Early Bird Cafe
July 18th, 2012

I’ve had some memorable meals in Wyoming, but I can’t say that any place I ever ate in the Cowboy State would rate even half a star in the Michelin Guide. Except for the annual crawfish boil at the Cam-Plex in Gillette, I’d heartily recommend you steer clear of seafood. Same goes for any and all Chinese restaurants near railroad tracks and truck stops along the I-80 corridor. If you should ever find yourself on a cattle drive in Wyoming and the cook rings the dinner bell, I’d strongly suggest you pretend you didn’t hear it.

And yet today I learn that a man I once met in South Pass City has inspired an upscale eatery in Fullerton, California.

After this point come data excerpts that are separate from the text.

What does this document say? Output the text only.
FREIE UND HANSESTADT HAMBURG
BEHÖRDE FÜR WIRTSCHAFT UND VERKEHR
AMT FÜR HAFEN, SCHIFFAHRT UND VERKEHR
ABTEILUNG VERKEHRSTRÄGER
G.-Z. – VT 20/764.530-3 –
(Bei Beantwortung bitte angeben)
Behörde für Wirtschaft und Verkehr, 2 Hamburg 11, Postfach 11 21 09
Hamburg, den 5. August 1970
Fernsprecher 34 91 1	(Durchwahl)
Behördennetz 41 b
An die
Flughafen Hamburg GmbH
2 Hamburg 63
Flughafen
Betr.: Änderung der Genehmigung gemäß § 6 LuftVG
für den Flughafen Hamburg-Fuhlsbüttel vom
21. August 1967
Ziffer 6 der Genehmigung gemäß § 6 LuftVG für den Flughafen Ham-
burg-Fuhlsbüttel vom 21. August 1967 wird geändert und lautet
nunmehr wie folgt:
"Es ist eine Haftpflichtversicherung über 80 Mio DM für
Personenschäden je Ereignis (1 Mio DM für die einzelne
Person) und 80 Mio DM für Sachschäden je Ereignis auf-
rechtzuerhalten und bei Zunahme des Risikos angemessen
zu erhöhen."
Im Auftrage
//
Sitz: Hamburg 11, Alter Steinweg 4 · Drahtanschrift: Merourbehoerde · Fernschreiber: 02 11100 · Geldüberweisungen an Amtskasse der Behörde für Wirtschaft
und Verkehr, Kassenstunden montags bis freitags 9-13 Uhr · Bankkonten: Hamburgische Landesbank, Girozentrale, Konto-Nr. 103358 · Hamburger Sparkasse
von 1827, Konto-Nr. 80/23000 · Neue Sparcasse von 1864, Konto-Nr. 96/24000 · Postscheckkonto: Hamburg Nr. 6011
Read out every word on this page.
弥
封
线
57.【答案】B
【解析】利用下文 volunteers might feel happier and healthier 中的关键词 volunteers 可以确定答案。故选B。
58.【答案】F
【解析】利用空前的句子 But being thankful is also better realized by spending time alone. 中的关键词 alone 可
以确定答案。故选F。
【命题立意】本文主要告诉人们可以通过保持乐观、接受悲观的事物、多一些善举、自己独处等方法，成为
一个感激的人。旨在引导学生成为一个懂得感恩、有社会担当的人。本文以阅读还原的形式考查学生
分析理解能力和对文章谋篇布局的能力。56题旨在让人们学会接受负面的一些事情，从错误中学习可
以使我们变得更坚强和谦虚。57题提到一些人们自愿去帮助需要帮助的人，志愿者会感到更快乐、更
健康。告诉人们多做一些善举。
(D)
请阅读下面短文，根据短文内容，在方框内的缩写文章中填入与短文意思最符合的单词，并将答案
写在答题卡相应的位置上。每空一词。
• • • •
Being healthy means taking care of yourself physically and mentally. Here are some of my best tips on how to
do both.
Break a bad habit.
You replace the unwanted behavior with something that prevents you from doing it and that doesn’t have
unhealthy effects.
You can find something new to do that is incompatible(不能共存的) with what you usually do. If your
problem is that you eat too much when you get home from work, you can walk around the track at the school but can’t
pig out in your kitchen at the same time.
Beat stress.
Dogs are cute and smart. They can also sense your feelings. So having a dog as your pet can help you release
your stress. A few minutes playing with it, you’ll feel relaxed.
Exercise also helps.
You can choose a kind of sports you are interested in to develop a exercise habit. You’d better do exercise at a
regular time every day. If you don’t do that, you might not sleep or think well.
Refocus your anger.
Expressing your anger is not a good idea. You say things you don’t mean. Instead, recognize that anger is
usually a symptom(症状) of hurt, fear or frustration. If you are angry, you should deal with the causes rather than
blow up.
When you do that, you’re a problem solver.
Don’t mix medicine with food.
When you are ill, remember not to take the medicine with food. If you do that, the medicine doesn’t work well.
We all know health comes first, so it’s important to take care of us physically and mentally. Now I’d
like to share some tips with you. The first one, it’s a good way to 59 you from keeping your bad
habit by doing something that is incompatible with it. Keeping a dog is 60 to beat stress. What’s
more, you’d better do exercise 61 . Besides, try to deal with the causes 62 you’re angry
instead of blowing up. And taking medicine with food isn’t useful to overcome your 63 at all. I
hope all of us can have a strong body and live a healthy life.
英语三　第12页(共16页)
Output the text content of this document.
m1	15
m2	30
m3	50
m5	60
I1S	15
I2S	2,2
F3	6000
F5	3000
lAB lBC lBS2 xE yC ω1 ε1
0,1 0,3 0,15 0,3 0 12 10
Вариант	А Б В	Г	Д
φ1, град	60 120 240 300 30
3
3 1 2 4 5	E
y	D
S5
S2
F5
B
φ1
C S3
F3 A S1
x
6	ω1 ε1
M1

In fact, John Bain’s picture now looms larger than life on the wall of the Early Bird, which opened just three days ago and is already winning rave reviews.

“It’s just a man and his stove,” explained chef Joseph Mahon. Mahon never was a guest at Bain’s table, but he and his partners have evidently drawn inspiration from the image. “We’re trying to redefine the American breakfast one step at a time.”

Among the restaurant’s signature dishes is something called “John Bain’s Beast.” I don’t know what’s in it, and neither would John Bain, who, at the time I met him, was the only year-round resident of South Pass City. Much of that time he had spent snowbound, with no one to talk to but his good friend and fellow hermit Dave Haddenham, of nearby Atlantic City. Oh, and on the winter day I hiked in, the pair were entertaining two lady friends from Lander, who had evidently been shuttled in on dogsleds. John, Dave, and the girls passed the hours drinking coffee and playing Canasta as a blizzard raged outside. I couldn’t help noticing that Dave never removed his insulated cap with earflaps. In South Pass City, elevation 8597 ft., hypothermia is something you need to avoid at all costs!

Canasta

John and Dave both worried that their rustic way of life was about to come to an end—and come to an end it did. When I last visited South Pass ten years ago I could find no trace of John’s house, no trace of John’s Model T truck, no trace of John. The woman who minds the restored Smith-Sherlock General Store told me she had never heard of John Bain. I didn’t bother asking anyone else because no one around was old enough to remember how things were before the ghost town was resurrected as a facsimile of a nineteenth century mining camp. Nowadays you can find painted dance hall ladies and bewhiskered geezers in period costumes lolling about on the boardwalk in front of the Carissa Saloon, and there’s even a privy out back with a picture window—if you can believe it!—so that tourists can peer inside and imagine what life was like back when miners’ quarters consisted of “two rooms and a path.”

I feel privileged to have gotten to South Pass when I did, and regret that I didn’t get there even sooner, before the gold seam pinched out and the old-timers either moved away or passed on. I also regret that I appear to have focused my Leica on the Majestic coal stove instead of John Bain—who, thanks to me, has come back from the dead as a slightly fuzzy enlargement adorning the wall of of a pretty good place to eat breakfast in Fullerton, California.